With more widespread use of whole exome sequencing, new diseases are being uncovered. CHAPLE syndrome has recently been described: A Ozen et al. NEJM 2017; 377: 52-61.
CHAPLE syndrome comprises CD55 (decay-acclerating factor) deficiency with hyperactivation of complement, angiopathic thrombosis, and protein-losing enteropathy (PLE).
- In this report of 11 patients, 8 presented before 2 years of life.
- Disease manifestations included chronic diarrhea in 8, abdominal pain in 4, vomiting in 6.
- PLE features included hypoalbuminemia in 10 of 11, hypogammaglobulinemia in all 11, and primary intestinal lymphangiectasia (or Waldmann’s disease) in 5.

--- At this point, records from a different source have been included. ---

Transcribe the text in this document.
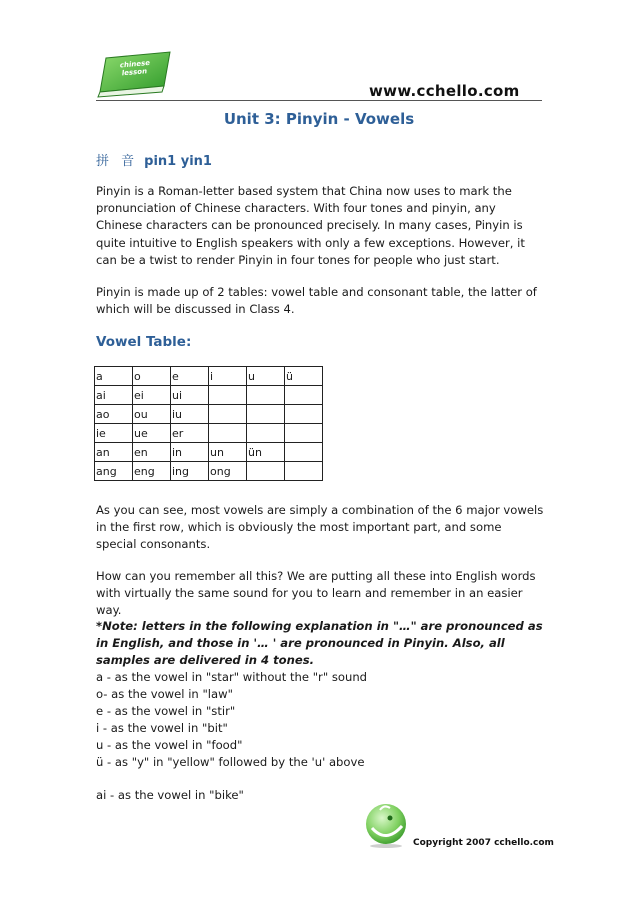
chinese
lesson
www.cchello.com
Unit 3: Pinyin - Vowels
拼 音 pin1 yin1
Pinyin is a Roman-letter based system that China now uses to mark the pronunciation of Chinese characters. With four tones and pinyin, any Chinese characters can be pronounced precisely. In many cases, Pinyin is quite intuitive to English speakers with only a few exceptions. However, it can be a twist to render Pinyin in four tones for people who just start.
Pinyin is made up of 2 tables: vowel table and consonant table, the latter of which will be discussed in Class 4.
Vowel Table:
a	o	e	i	u	ü
ai	ei	ui			
ao	ou	iu			
ie	ue	er			
an	en	in	un	ün	
ang	eng	ing	ong		
As you can see, most vowels are simply a combination of the 6 major vowels in the first row, which is obviously the most important part, and some special consonants.
How can you remember all this? We are putting all these into English words with virtually the same sound for you to learn and remember in an easier way.
*Note: letters in the following explanation in "…" are pronounced as in English, and those in '… ' are pronounced in Pinyin. Also, all samples are delivered in 4 tones.
a - as the vowel in "star" without the "r" sound
o- as the vowel in "law"
e - as the vowel in "stir"
i - as the vowel in "bit"
u - as the vowel in "food"
ü - as "y" in "yellow" followed by the 'u' above
ai - as the vowel in "bike"
Copyright 2007 cchello.com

- Thrombotic disease: 3 with thrombosis, 2 with thrombocytosis
- Endoscopic findings (2 patients did not have endoscopy): mucosal ulcer in 4, lymphoid infiltrates in mucosa in 6
- Other features: recurrent lung infections in 5, hypothyroidism in 3, arthritis/arthralgia in 2, and clubbing in 5
- Patents’ T lymphocytes showed increased complement activation; cytokine modulation by CD55 were defective
- Treatment: Genetic reconstitution of CD55 or treatment with a complement-inhibitory therapeutic antibody reversed abnormal complement activation
In a related letter to the editor (NEJM 2017; 377: 87-9), Kurolap et al show that eculizimab therapy was helpful in a family with CHAPLE syndrome, reducing PLE and bowel movements within 100 days of initiation.
My take: CHAPLE syndrome needs to be considered in young patients with PLE (& primary intestinal lymphangiectasia).